You might think that there’s nothing in this world simpler than watering a garden plant. However, there actually are proper ways to water plants – ways that can make you conserve water and money while you’re at it. Here are some of them.

  1. Water your plants only when they need it — Even if your plants are full of moisture, they will no doubt wilt and get dry if they are exposed to extreme heat. This is normal. What’s not normal is if they wilt and droop at night or during the cool early morning. This is a sign that your plants need water.
  2. Use wastewater or greywater (water that has already been used at least once) when watering your plants — It is a good habit to collect rainwater, especially if you keep a plant at home or in your office. Rainwater has high acidity levels, so using them on your plants can help offset the alkalinity that they may have been exposed to after you used municipal water or greywater on them. Rainwater also contains nitrates, which are elements that plants need for proper and healthy growth, and some organic matter, for added nutrients. As for using wastewater or greywater on your plants, it is very self-explanatory that it would be more cost-effective on your part to water your plants with recycled water instead of water that is fresh from the tap.

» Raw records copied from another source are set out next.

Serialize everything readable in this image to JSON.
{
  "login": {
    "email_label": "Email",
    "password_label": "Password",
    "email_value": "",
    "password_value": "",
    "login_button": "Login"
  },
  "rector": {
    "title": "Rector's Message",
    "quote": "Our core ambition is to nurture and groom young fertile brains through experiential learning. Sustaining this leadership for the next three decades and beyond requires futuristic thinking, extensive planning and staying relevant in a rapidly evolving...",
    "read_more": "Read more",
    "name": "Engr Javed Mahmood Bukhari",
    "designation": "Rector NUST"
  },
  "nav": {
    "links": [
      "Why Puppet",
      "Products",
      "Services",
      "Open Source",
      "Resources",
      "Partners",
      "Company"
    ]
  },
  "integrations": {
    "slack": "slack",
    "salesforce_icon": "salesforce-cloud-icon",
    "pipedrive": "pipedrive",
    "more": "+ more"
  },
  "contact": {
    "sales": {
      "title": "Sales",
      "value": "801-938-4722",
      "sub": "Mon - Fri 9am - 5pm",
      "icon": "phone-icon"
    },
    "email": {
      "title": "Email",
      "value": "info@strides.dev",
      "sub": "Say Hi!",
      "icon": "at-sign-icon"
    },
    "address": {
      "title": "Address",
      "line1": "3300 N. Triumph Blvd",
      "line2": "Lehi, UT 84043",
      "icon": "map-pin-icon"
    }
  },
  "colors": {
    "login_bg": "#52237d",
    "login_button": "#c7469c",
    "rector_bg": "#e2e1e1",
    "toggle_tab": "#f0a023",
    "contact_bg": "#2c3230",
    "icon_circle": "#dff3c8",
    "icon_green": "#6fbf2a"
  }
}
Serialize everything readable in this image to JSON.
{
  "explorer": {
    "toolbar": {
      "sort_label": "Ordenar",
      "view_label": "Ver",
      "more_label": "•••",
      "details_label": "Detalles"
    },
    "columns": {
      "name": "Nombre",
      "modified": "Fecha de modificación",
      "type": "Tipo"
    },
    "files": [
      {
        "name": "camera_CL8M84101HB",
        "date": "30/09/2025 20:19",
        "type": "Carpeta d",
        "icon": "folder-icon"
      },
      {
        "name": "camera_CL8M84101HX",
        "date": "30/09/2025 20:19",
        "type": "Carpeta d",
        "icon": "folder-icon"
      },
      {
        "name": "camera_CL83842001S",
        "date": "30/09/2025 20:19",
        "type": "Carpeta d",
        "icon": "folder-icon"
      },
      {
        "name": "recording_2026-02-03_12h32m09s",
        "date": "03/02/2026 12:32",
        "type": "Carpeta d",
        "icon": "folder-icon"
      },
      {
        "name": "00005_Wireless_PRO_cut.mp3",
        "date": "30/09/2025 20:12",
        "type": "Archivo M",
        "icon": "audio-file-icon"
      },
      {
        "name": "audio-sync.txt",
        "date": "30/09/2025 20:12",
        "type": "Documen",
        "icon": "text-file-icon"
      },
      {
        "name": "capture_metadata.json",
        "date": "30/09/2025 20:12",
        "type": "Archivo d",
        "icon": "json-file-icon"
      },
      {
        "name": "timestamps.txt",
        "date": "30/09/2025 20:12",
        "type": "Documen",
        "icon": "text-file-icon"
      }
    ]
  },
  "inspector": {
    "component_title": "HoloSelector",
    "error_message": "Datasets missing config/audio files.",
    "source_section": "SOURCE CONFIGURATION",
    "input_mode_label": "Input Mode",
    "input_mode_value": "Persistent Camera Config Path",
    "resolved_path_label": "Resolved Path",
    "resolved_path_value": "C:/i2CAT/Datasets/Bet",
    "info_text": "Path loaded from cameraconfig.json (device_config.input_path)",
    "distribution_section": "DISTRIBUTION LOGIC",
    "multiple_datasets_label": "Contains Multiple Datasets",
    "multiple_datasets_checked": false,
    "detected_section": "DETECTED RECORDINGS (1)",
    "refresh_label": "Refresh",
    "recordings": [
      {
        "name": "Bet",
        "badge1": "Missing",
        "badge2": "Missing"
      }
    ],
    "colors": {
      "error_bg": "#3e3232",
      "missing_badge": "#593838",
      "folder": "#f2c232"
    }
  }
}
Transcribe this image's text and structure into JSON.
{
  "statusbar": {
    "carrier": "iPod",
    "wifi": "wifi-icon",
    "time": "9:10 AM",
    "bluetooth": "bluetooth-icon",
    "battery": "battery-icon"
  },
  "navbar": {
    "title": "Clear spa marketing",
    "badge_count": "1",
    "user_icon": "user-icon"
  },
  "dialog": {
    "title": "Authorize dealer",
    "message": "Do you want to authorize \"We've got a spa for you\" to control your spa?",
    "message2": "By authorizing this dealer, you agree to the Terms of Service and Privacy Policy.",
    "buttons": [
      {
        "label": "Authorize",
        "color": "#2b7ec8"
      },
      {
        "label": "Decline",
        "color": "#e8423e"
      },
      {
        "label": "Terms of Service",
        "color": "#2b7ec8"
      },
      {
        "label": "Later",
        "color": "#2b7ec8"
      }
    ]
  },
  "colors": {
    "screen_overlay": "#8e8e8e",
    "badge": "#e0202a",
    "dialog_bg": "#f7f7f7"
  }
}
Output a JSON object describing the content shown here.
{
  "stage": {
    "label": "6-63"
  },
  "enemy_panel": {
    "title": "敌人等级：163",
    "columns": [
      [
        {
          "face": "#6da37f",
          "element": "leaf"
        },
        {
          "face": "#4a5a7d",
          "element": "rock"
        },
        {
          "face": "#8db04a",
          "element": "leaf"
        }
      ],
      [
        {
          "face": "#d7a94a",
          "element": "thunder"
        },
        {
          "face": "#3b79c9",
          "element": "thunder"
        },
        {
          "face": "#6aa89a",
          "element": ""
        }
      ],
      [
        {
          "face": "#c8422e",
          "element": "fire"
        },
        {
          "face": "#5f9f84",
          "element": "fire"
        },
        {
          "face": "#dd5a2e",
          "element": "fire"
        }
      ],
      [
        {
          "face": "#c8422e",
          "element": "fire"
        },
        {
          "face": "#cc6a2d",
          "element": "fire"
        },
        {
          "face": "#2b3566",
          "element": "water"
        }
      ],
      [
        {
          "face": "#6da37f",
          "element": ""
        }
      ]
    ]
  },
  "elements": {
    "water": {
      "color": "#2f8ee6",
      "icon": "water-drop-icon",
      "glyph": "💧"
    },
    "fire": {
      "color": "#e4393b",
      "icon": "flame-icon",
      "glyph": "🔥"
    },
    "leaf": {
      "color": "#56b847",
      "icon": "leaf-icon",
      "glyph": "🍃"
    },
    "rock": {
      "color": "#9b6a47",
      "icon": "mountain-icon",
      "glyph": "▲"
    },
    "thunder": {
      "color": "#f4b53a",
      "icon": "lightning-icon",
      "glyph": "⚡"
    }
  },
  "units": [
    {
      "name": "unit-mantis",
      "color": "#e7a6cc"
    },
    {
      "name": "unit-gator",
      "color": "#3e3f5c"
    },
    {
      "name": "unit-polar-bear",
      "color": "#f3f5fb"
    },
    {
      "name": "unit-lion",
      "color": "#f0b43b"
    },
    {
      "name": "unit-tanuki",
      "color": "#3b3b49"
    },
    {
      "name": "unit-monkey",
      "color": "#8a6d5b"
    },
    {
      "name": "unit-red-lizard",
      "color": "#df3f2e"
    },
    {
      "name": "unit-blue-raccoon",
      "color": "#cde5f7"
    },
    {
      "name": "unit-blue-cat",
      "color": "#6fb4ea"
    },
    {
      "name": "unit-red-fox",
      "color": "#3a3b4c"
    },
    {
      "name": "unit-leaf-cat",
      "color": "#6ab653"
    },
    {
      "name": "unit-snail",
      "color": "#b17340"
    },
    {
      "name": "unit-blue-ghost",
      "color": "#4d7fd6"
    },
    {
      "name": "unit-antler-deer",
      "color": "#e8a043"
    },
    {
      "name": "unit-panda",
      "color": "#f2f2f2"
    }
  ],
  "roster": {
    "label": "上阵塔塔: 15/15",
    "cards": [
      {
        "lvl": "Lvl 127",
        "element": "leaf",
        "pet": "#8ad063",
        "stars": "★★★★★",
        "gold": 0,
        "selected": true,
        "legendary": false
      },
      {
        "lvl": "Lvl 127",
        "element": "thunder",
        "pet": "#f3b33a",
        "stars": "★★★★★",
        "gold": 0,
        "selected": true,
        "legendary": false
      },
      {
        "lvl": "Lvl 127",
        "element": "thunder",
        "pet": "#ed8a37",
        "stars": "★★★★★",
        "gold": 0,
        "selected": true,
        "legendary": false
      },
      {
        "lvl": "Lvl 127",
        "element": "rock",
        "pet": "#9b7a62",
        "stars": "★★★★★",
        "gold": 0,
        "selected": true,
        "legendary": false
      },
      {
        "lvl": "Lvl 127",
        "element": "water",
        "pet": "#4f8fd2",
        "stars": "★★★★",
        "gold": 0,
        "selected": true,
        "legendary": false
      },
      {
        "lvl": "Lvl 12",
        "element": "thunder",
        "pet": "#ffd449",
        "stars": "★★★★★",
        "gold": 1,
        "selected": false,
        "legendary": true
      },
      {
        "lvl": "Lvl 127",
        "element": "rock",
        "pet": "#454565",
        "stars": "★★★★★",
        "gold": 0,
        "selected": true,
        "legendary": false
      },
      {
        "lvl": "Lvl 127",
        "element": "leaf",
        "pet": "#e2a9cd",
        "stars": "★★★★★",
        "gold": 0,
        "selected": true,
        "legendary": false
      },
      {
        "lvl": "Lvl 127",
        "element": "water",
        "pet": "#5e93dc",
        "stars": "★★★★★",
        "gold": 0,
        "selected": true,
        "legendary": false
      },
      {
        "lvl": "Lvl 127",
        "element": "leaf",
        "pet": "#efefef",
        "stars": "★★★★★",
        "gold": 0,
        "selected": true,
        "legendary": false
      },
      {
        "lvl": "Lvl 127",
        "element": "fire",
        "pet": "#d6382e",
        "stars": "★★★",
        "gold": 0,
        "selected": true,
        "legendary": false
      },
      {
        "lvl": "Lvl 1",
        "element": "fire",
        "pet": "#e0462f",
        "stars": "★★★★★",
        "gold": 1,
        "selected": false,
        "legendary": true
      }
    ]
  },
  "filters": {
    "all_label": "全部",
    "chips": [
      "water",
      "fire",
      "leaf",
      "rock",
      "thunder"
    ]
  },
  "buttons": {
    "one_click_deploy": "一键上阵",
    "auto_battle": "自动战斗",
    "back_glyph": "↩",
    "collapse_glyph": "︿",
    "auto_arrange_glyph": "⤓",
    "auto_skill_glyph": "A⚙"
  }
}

  3. Water your plants early in the morning or very late in the afternoon — Watering your plants at noontime is very impractical. Aside from the fact that it would be inconvenient for you to let yourself get burned by the hot rays of the sun, you’re not doing your plants any favors because the moisture they might have absorbed from the water you gave them will be dried up in a flash. Your plants need even more water during the summer, when hot and dry breezes steal moisture away form your plants. (Related: New study suggests plants can hear, may be able to detect the sounds of flowing water or munching insects.)
  4. Don’t use sprinklers to water your plants — We understand that it can be a tiring chore to water plants by hand – especially if you have many plants and your garden is the size of a parking lot. However, don’t use sprinklers to water your plants. A sprinkler doesn’t make for an effective watering device as its reach cannot cover all of your plants’ bases. Invest instead on a soaker hose or a drip irrigation line.
  5. Water your plants deeply so that you won’t have to do it often — Don’t water your plants at just the leaves or the stems. Make sure that water reaches underneath them and into the roots so that your plants’ root system becomes strong. Also, wetting only the top inch or two of the soil can actually be bad for your plant, as the roots – which also want their share of water – will be encouraged to stick to the surface as opposed to going down into the ground. So how much water are we talking about to be able to water deeply? Start with one inch of water per week. This can increase as the climate becomes hotter. For every 10-degree increment over 60 degrees Fahrenheit, add an extra half inch of water. Watering deeply can also eliminate the need to water often, saving you time and money.
  6. Construct reservoirs or trenches near your plants — As a safety precaution for hot days, make shallow reservoirs or trenches around the bases of your plants for instant water-collecting devices. In the event that it gets too hot and your plants suddenly find themselves feeling parched, they can absorb the moisture from the shallow trenches and reservoirs near them and get respite from the water that you so carefully collected for them.